Luci Newton of Suwanee is preparing for her role as 33rd annual Children’s Christmas Parade royalty.
A few hundred thousand people will line the streets of Midtown Saturday from 10:30 a.m. to noon to catch a glimpse of the procession, a much anticipated staple of Children’s Healthcare of Atlanta’s outreach platform.
Featured prominently will be 6-year-old Luci, a local burn victim and Children’s patient. The resilient tyke’s distinction as the 2013 Face of the Parade has earned her a spot alongside Santa Claus and Mrs. Claus.
“I told her that all of the doctors and nurses picked her to be the Christmas princess because she was strong and brave, and when we go to the hospital she does the hard stuff and is so tough,” said Luci’s mother, Tara Newton. “I told her that they were looking for a princess who was kind and had a big heart and knows how to be a friend … and they saw all of those qualities in her.”
Luci’s reward will culminate in Saturday’s horse-drawn carriage ride with her family — from Peachtree and 16th streets to Peachtree and 6th — as part of the largest Christmas parade in the Southeast. That is a far cry from the family’s beginnings, which date back a couple of years.
Newton and her husband, Brian, adopted Luci then. Luci had been left at orphanage by her birth parents after suffering severe burns in a home fire accident as a baby in her native China.

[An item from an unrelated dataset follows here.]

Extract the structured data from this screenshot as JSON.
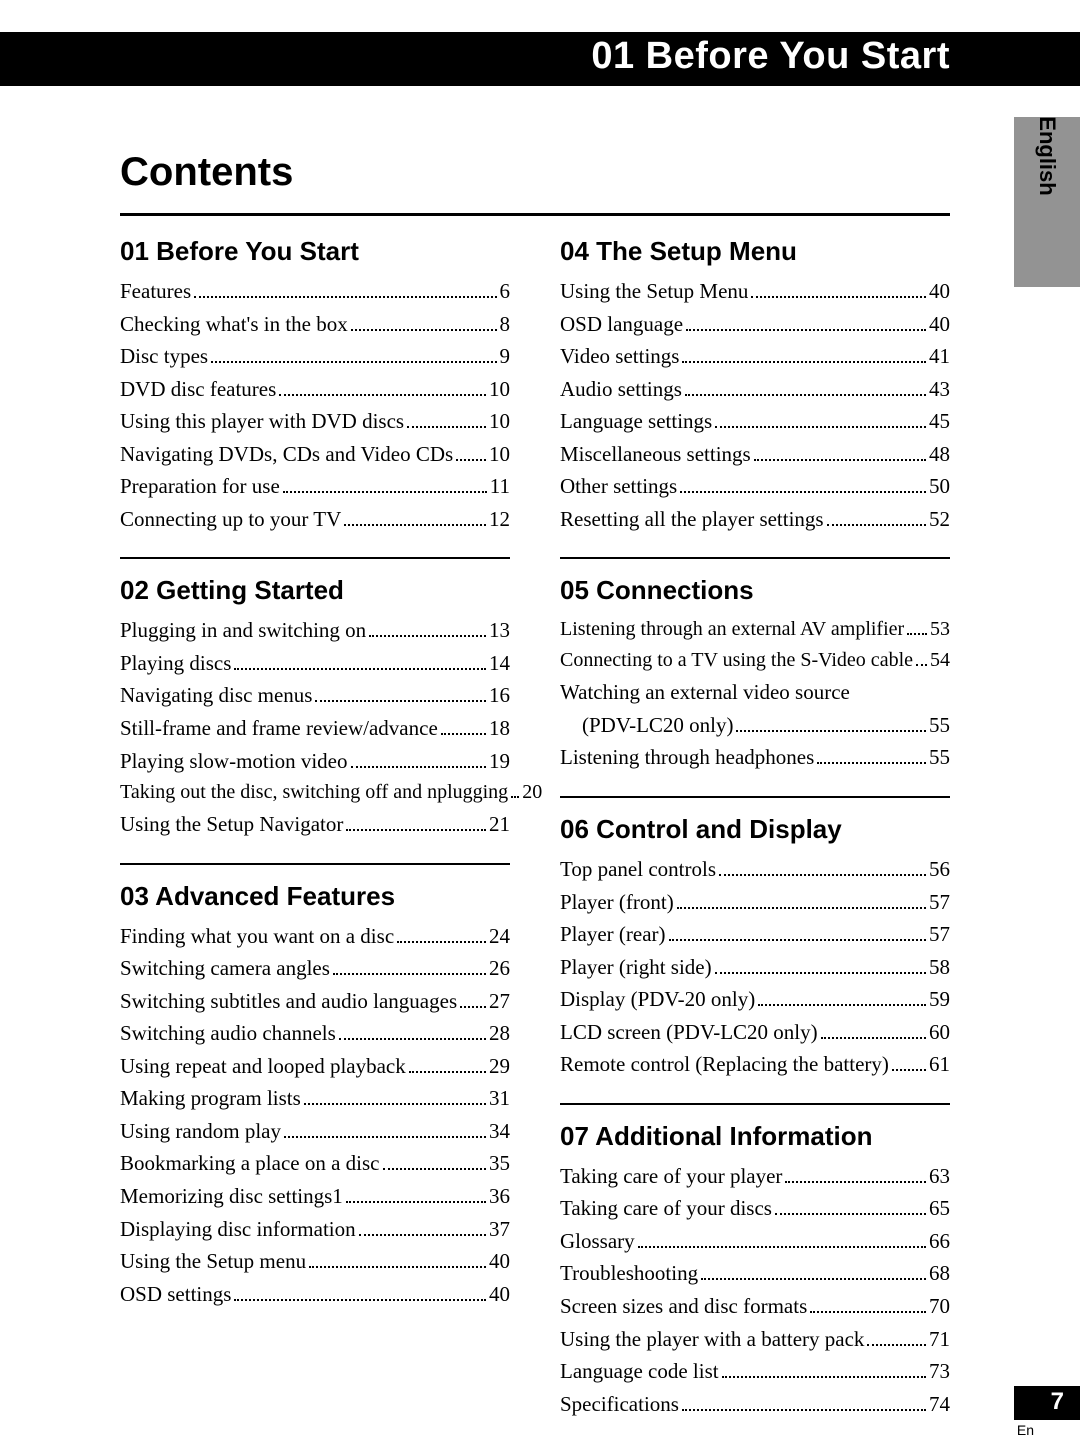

The precocious youngster, who is fluent in English, has already endured multiple reconstructive surgeries and is likely to have a few more.
“As this year’s Face of the Parade, Luci represents all of the patients and families who pass through the doors of Children’s,” said Abby Marcinko, a program coordinator for the Children’s Healthcare of Atlanta Foundation. “She also serves as a reminder that the holidays are a time to be thankful and to give back. Children’s would not be the facility it is without the help and support of our community.”
Few instances of that communal backing will be more evident than Saturday’s annual parade. Proceeds will help to fund programs and equipment to serve patients and their families at Children’s.
The parade route had previously wended its way through downtown Atlanta. The move to Midtown was made to accommodate the construction of the new Atlanta Streetcar.
About 300,000 spectators are expected to turn out Saturday.
Consider that as an outpouring of appreciation for Children’s staffers, who according to Tara Newton, seem to really “get it” when it comes to the young charges in their care and their families.
“Most every person Luci encounters looks her in the eye, speaks to her, genuinely shows an interest in her and listens to her,” she said. “That is how you truly connect with a child and gain their trust.
“[Children’s] also make great efforts to be there for the parents. … They understand that as a parent watching your child go through these medical procedures can be terrifying, but we are not allowed to show it because we have to put on a strong face for our kids.”